CD: Colour Of Fire - Pearl Necklace

Goed, de cd zelf. Nummer 1. Robot Rock. Dit nummer begint direct vol gas. Meteen de vetste gitaren van het album, die een enkeling bij het beluisteren zal afschrikken. Met een beetje goede wil zou het zelfs Stone Rock kunnen noemen. Hopelijk kan deze review dat verhoeden! Bij “The Exile”, nummer 2, is het wel direct merkbaar dat er toch even met Placebo is getoerd. Er komen wat riffjes voorbij, maar al snel slaat de band toch een andere kant op. Zo nu en dan dubbele zang, die ligt doet denken aan At The Drive In en tegenwoordig vooral de Mars Volta, al moet ik erg oppassen met zulke vergelijkingen. Straks wordt Tool er nog bijgehaald om de opbouw aan te geven, het zou me wat zijn. Dat gaat trouwens ook niet op, zo enorm goed is het ook weer niet. Een beetje Cave In misschien? Denk aan At The Drive In en Cave In, maar haal dan de treble van de gitaren ervan af en je komt al aardig in de buurt. “A Couple Of Reasons” laat meer de kracht van de band horen. Basloopje, zuivere, heldere zang en dan pas een vette gitaarsound eronder. Het is de afwisseling, vaak afkeurend emocore genoemd maar dat doet te weinig eer aan, maar ik geloof niet dat er eigenlijk ook maar één band is die die benaming tof vindt. Dan de single, “Italics”, welke voor een klein bedrag via de website te verkrijgen is. Weer de Placebo-achtige start, waar het gelukkig niet bij vandaan komt. Dubbele zang, tempowisselingen en het schreeuwende stemgeluid zoals bekend van Cedric Bixler.

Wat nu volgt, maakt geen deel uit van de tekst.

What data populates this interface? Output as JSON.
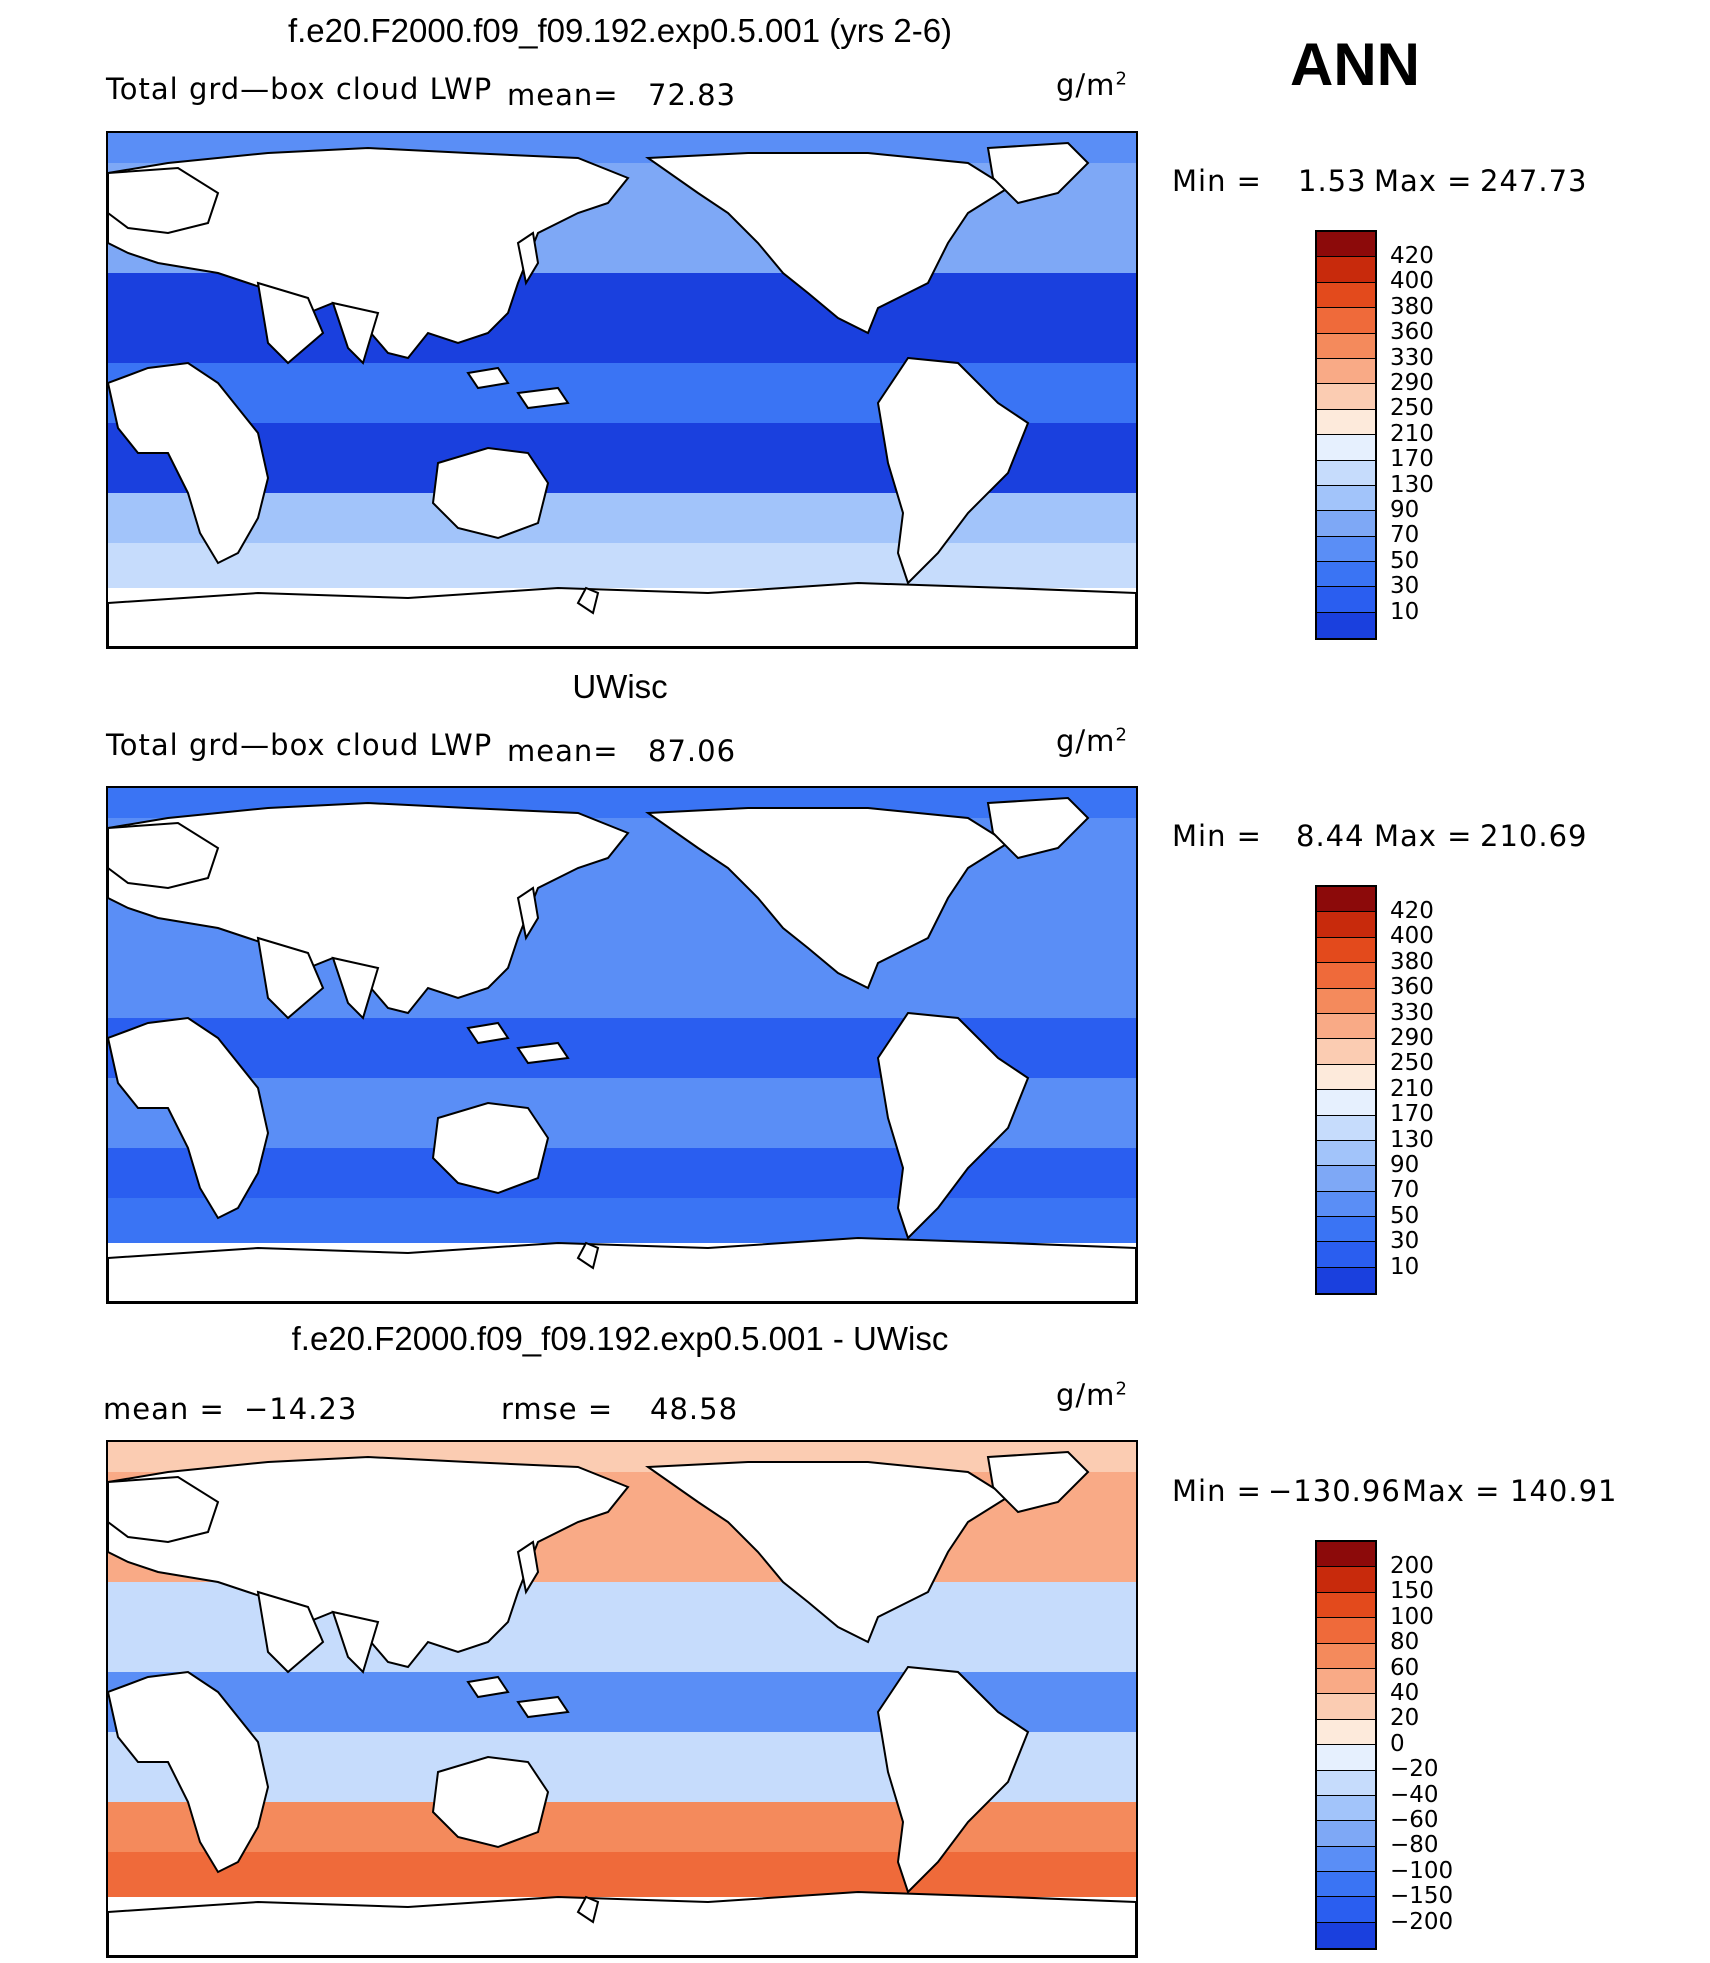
{
  "season": "ANN",
  "unit_base": "g/m",
  "unit_exp": "2",
  "palette": {
    "abs": [
      "#0a0a8c",
      "#1226c4",
      "#1a40de",
      "#2a5ef0",
      "#3a74f4",
      "#5a8ef6",
      "#7ea8f6",
      "#a2c4fa",
      "#c6dcfc",
      "#e6f0fe",
      "#fdeadb",
      "#fbccb2",
      "#f9aa86",
      "#f48a5c",
      "#ef6a3a",
      "#e34a1c",
      "#c82a0c",
      "#8c0a0a"
    ],
    "diff": [
      "#0a0a8c",
      "#1226c4",
      "#1a40de",
      "#2a5ef0",
      "#3a74f4",
      "#5a8ef6",
      "#7ea8f6",
      "#a2c4fa",
      "#c6dcfc",
      "#e6f0fe",
      "#fdeadb",
      "#fbccb2",
      "#f9aa86",
      "#f48a5c",
      "#ef6a3a",
      "#e34a1c",
      "#c82a0c",
      "#8c0a0a"
    ]
  },
  "panels": [
    {
      "title": "f.e20.F2000.f09_f09.192.exp0.5.001 (yrs 2-6)",
      "var_label": "Total grd—box cloud LWP",
      "mean_label": "mean=",
      "mean_value": "72.83",
      "min_label": "Min =",
      "min_value": "1.53",
      "max_label": "Max =",
      "max_value": "247.73",
      "colorbar_ticks": [
        "420",
        "400",
        "380",
        "360",
        "330",
        "290",
        "250",
        "210",
        "170",
        "130",
        "90",
        "70",
        "50",
        "30",
        "10"
      ],
      "fill_levels": {
        "tropics": 4,
        "midlat": 2,
        "south": 8,
        "nh_high": 6
      }
    },
    {
      "title": "UWisc",
      "var_label": "Total grd—box cloud LWP",
      "mean_label": "mean=",
      "mean_value": "87.06",
      "min_label": "Min =",
      "min_value": "8.44",
      "max_label": "Max =",
      "max_value": "210.69",
      "colorbar_ticks": [
        "420",
        "400",
        "380",
        "360",
        "330",
        "290",
        "250",
        "210",
        "170",
        "130",
        "90",
        "70",
        "50",
        "30",
        "10"
      ],
      "fill_levels": {
        "tropics": 3,
        "midlat": 5,
        "south": 4,
        "nh_high": 5
      }
    },
    {
      "title": "f.e20.F2000.f09_f09.192.exp0.5.001 - UWisc",
      "mean_label": "mean =",
      "mean_value": "−14.23",
      "rmse_label": "rmse =",
      "rmse_value": "48.58",
      "min_label": "Min =",
      "min_value": "−130.96",
      "max_label": "Max =",
      "max_value": "140.91",
      "colorbar_ticks": [
        "200",
        "150",
        "100",
        "80",
        "60",
        "40",
        "20",
        "0",
        "−20",
        "−40",
        "−60",
        "−80",
        "−100",
        "−150",
        "−200"
      ],
      "fill_levels": {
        "tropics": 5,
        "midlat": 8,
        "south": 14,
        "nh_high": 12
      }
    }
  ]
}
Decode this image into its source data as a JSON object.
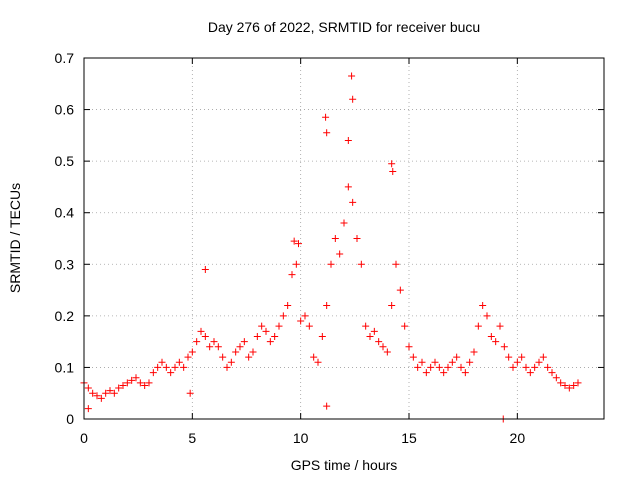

“9 Volter” is duidelijk het minste nummer. Alsof het verplicht is een nummer te hebben met de naam van je band erin, liefst geheel in Britpop stijl. Snel door naar “Images of You”, een rustig nummer wat het akoestisch zeer goed zou doen. Een soort ballad dus, waarbij de zang regelmatig de kopstem gebruikt. Mooi. Het zou de volgende single kunnen zijn, ware niet dat “A Pearl Necklace For Her Majesty” een sterker nummer is. Een stevig nummer, waar van het haast metalachtige refrein erg blijft hangen. Een ware tornado. Gelukkig gevolgd door een rustig nummer, wat wel erg braaf overkomt. Niet het slechtste nummer, dat niet. Wel het nummer wat vreemd afsteekt bij de rest. Deze maakt als brave rock de meeste kans om de volgende single worden, helaas.

Nee, geef mij dan maar “Second Class Citizen”. Weer een lekker tempo met een pakkend refreintje. Ach verrek maar, de betere emocore. “Hatemail” valt ook wel een beetje onder die noemer. Veel meer woorden zijn niet nodig, het wachten is meteen om het laatste en het sterkste nummer van de plaat genaamd “The Company Won’t Colour Me”. Alleen al dit nummer is reden genoeg om ze op Lowlands of Pukkelpop een bezoek te vereren. Rustig introotje, gitaartje, hoge stem en langzaam de drum. Langzaam worden de gitaren aangezwengeld om tot een nummer te komen dat een aandachtige luisteraar in een soort trance zal brengen. De titel wordt als een mantra herhaald zonder te vervelen, de muziek voert naar een climax in de stijl van Motorpsycho´s “Hey Jane”. 4:40, veel te kort. Dit nummer wordt live ongetwijfeld een langdurige jamsessie waarbij de band zich geheel gaat uitleveren. Iets anders kan alleen maar tereurstellend zijn.